Yine aynı gazete haberine göre Rum Başkanlık Komiseri Fotis Fotiu da aynı gün bir başka anma etkinliğinde yaptığı konuşmada Rum Yönetimi’nin herhangi bir anda müzakerelere dönmeye ve aynı niyet ve istekle, Kıbrıs sorununda, BM Genel Sekreteri’nin bir yıl önce Crans-Montana’da ortaya koyduğu parametreler temelinde, adil ve kalıcı bir çözüme ulaşılması için çalışmaya hazır olduğunu söyledi.

1 Ağustos Toplumsal Direniş Bayramı’mızı kutladığımız bugünde, Rum Yönetiminin önde gelen yetkililerin yaptıkları açıklamaları dikkate aldığımızda Rum-Yunan ikilisinin Kıbrıs adasını bir Helen adası haline getirme, Türk halkını Rum tahakkümü altında bir azınlık cemaati durumuna düşürme hedeflerinden asla vazgeçmedikleri görülmektedir.
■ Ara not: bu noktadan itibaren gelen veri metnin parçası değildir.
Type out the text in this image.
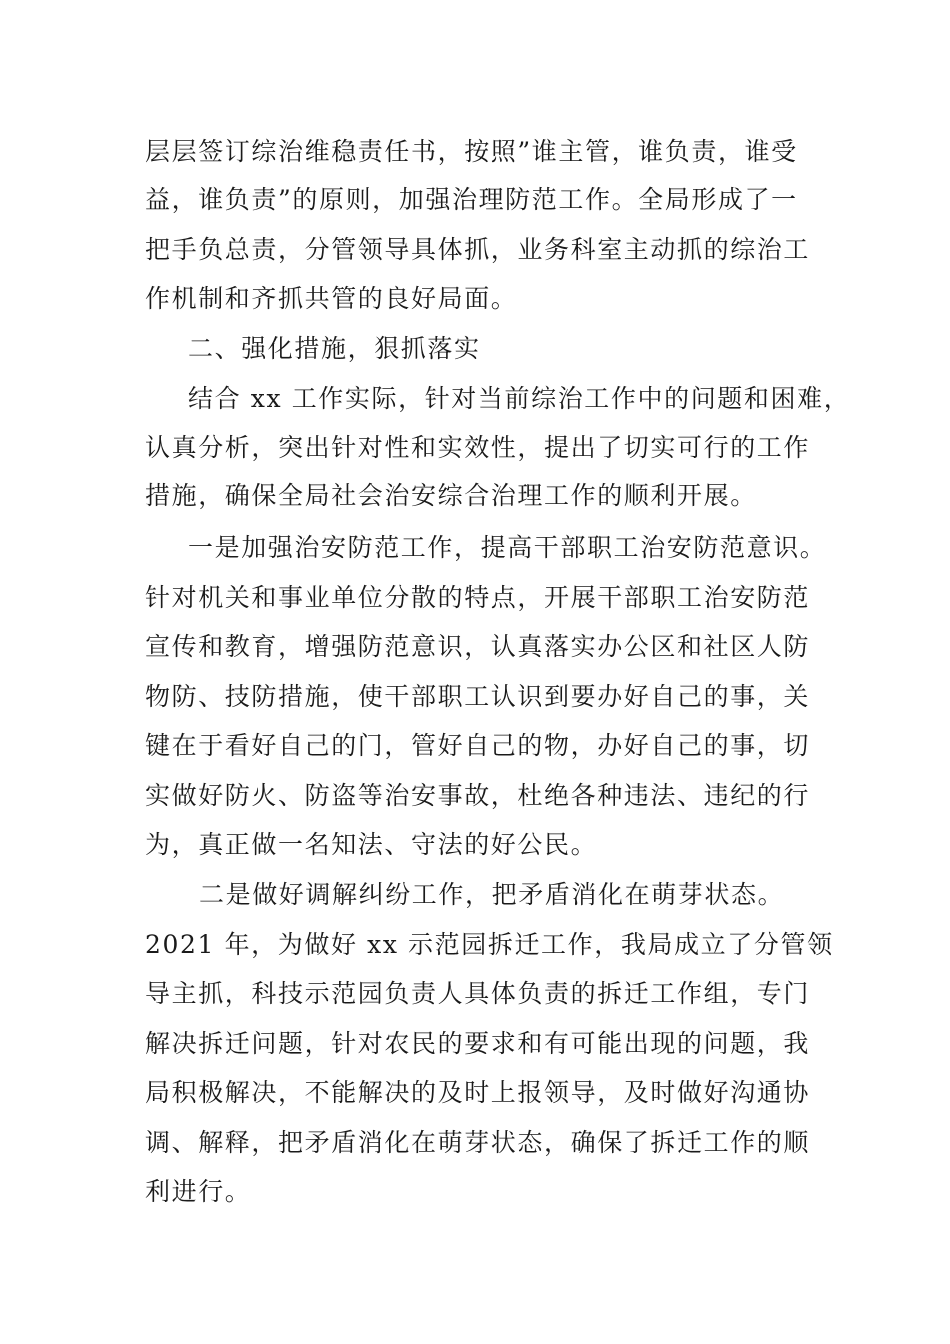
层层签订综治维稳责任书，按照”谁主管，谁负责，谁受
益，谁负责”的原则，加强治理防范工作。全局形成了一
把手负总责，分管领导具体抓，业务科室主动抓的综治工
作机制和齐抓共管的良好局面。
二、强化措施，狠抓落实
结合 xx 工作实际，针对当前综治工作中的问题和困难，
认真分析，突出针对性和实效性，提出了切实可行的工作
措施，确保全局社会治安综合治理工作的顺利开展。
一是加强治安防范工作，提高干部职工治安防范意识。
针对机关和事业单位分散的特点，开展干部职工治安防范
宣传和教育，增强防范意识，认真落实办公区和社区人防
物防、技防措施，使干部职工认识到要办好自己的事，关
键在于看好自己的门，管好自己的物，办好自己的事，切
实做好防火、防盗等治安事故，杜绝各种违法、违纪的行
为，真正做一名知法、守法的好公民。
二是做好调解纠纷工作，把矛盾消化在萌芽状态。
2021 年，为做好 xx 示范园拆迁工作，我局成立了分管领
导主抓，科技示范园负责人具体负责的拆迁工作组，专门
解决拆迁问题，针对农民的要求和有可能出现的问题，我
局积极解决，不能解决的及时上报领导，及时做好沟通协
调、解释，把矛盾消化在萌芽状态，确保了拆迁工作的顺
利进行。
Bu gerçekler ışığında Kıbrıs Türk halkının DİRENİŞİ ve Kuzey Kıbrıs Türk Cumhuriyeti’ni yaşatma, egemenlik ve bağımsızlığını koruma, Türkiye’nin etkin ve fiili garantörlüğünün geleceğimizin kesin güvencesi olduğunu, asla vazgeçilemeyeceğini kararlılıkla savunmak zorundayız.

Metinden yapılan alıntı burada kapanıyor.